(Reuters) - An estimated 400 million people worldwide lack access to at least one of seven essential health services, ranging from pregnancy care to clean water, according to a report released on Friday by the World Health Organization and World Bank.
At the same time, more people have access to essential health services than ever before, the report said, though coverage gaps remain.
The report, which examined surveys from 37 nations conducted between 2002 and 2012, is the first to track progress toward universal health coverage.
The goal of universal coverage, which would mean all citizens would have access to health services without experiencing financial hardship to pay for them, is likely to be included in the United Nations’ upcoming Sustainable Development Goals.

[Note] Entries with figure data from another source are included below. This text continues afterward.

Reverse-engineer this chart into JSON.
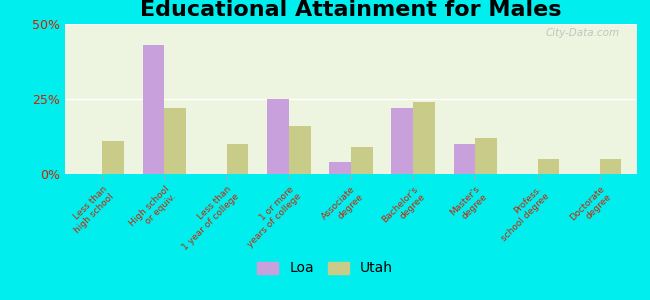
{
  "title": "Educational Attainment for Males",
  "categories": [
    "Less than\nhigh school",
    "High school\nor equiv.",
    "Less than\n1 year of college",
    "1 or more\nyears of college",
    "Associate\ndegree",
    "Bachelor's\ndegree",
    "Master's\ndegree",
    "Profess.\nschool degree",
    "Doctorate\ndegree"
  ],
  "loa_values": [
    0,
    43,
    0,
    25,
    4,
    22,
    10,
    0,
    0
  ],
  "utah_values": [
    11,
    22,
    10,
    16,
    9,
    24,
    12,
    5,
    5
  ],
  "loa_color": "#c8a0dc",
  "utah_color": "#c8cc88",
  "background_color": "#00eeee",
  "plot_bg_color": "#edf5e0",
  "ylim": [
    0,
    50
  ],
  "yticks": [
    0,
    25,
    50
  ],
  "ytick_labels": [
    "0%",
    "25%",
    "50%"
  ],
  "title_fontsize": 16,
  "watermark": "City-Data.com"
}
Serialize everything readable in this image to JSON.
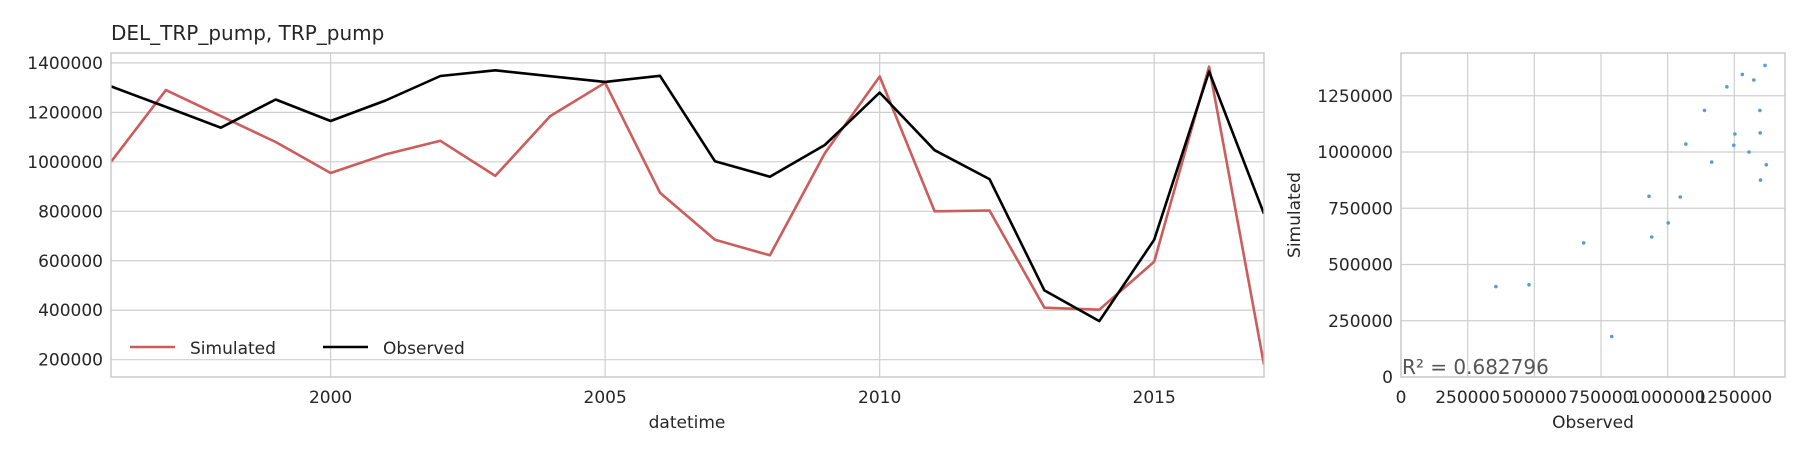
{
  "chart_data": [
    {
      "type": "line",
      "title": "DEL_TRP_pump, TRP_pump",
      "xlabel": "datetime",
      "ylabel": "",
      "xlim": [
        1996,
        2017
      ],
      "ylim": [
        130000,
        1440000
      ],
      "x_ticks": [
        2000,
        2005,
        2010,
        2015
      ],
      "y_ticks": [
        200000,
        400000,
        600000,
        800000,
        1000000,
        1200000,
        1400000
      ],
      "grid": true,
      "legend": "lower-left",
      "x": [
        1996,
        1997,
        1998,
        1999,
        2000,
        2001,
        2002,
        2003,
        2004,
        2005,
        2006,
        2007,
        2008,
        2009,
        2010,
        2011,
        2012,
        2013,
        2014,
        2015,
        2016,
        2017
      ],
      "series": [
        {
          "name": "Simulated",
          "color": "#cd5c5c",
          "values": [
            1000000,
            1290000,
            1185000,
            1080000,
            955000,
            1030000,
            1085000,
            943000,
            1185000,
            1320000,
            875000,
            685000,
            622000,
            1035000,
            1345000,
            800000,
            803000,
            410000,
            402000,
            596000,
            1385000,
            180000
          ]
        },
        {
          "name": "Observed",
          "color": "#000000",
          "values": [
            1305000,
            1222000,
            1138000,
            1252000,
            1165000,
            1248000,
            1347000,
            1370000,
            1346000,
            1323000,
            1348000,
            1002000,
            940000,
            1068000,
            1280000,
            1047000,
            930000,
            480000,
            356000,
            685000,
            1365000,
            790000
          ]
        }
      ]
    },
    {
      "type": "scatter",
      "xlabel": "Observed",
      "ylabel": "Simulated",
      "xlim": [
        0,
        1440000
      ],
      "ylim": [
        0,
        1440000
      ],
      "x_ticks": [
        0,
        250000,
        500000,
        750000,
        1000000,
        1250000
      ],
      "y_ticks": [
        0,
        250000,
        500000,
        750000,
        1000000,
        1250000
      ],
      "x_tick_labels": [
        "0",
        "250000",
        "500000",
        "750000",
        "1000000",
        "1250000"
      ],
      "y_tick_labels": [
        "0",
        "250000",
        "500000",
        "750000",
        "1000000",
        "1250000"
      ],
      "grid": true,
      "point_color": "#5b9bd5",
      "annotation": "R² = 0.682796",
      "points": [
        [
          356000,
          402000
        ],
        [
          480000,
          410000
        ],
        [
          685000,
          596000
        ],
        [
          790000,
          180000
        ],
        [
          930000,
          803000
        ],
        [
          940000,
          622000
        ],
        [
          1002000,
          685000
        ],
        [
          1047000,
          800000
        ],
        [
          1068000,
          1035000
        ],
        [
          1138000,
          1185000
        ],
        [
          1165000,
          955000
        ],
        [
          1222000,
          1290000
        ],
        [
          1248000,
          1030000
        ],
        [
          1252000,
          1080000
        ],
        [
          1280000,
          1345000
        ],
        [
          1305000,
          1000000
        ],
        [
          1323000,
          1320000
        ],
        [
          1346000,
          1185000
        ],
        [
          1347000,
          1085000
        ],
        [
          1348000,
          875000
        ],
        [
          1365000,
          1385000
        ],
        [
          1370000,
          943000
        ]
      ]
    }
  ]
}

The report found a median of 1.8 percent of people had experienced “catastrophic health spending” – costs totaling more than one-quarter of household expenditures – in the previous year, while 6 percent tipped or fell further below the extreme poverty line of $1.25 per day because of healthcare costs. When the poverty measure was raised to $2, that number climbed to 17 percent.
Still, a sub-survey of 23 countries accounting for one-eighth of the world’s population found the proportion of people suffering catastrophic payments dropped 29 percent between 2000 and 2011. Impoverishing payments fell 24 percent over the same period.
The report suggested universal health coverage is an achievable goal and showed that progress has been made toward it. The aim has been controversial, particularly in some advanced nations including the United States, where debate persists over the structure, funding and feasibility of a universal program.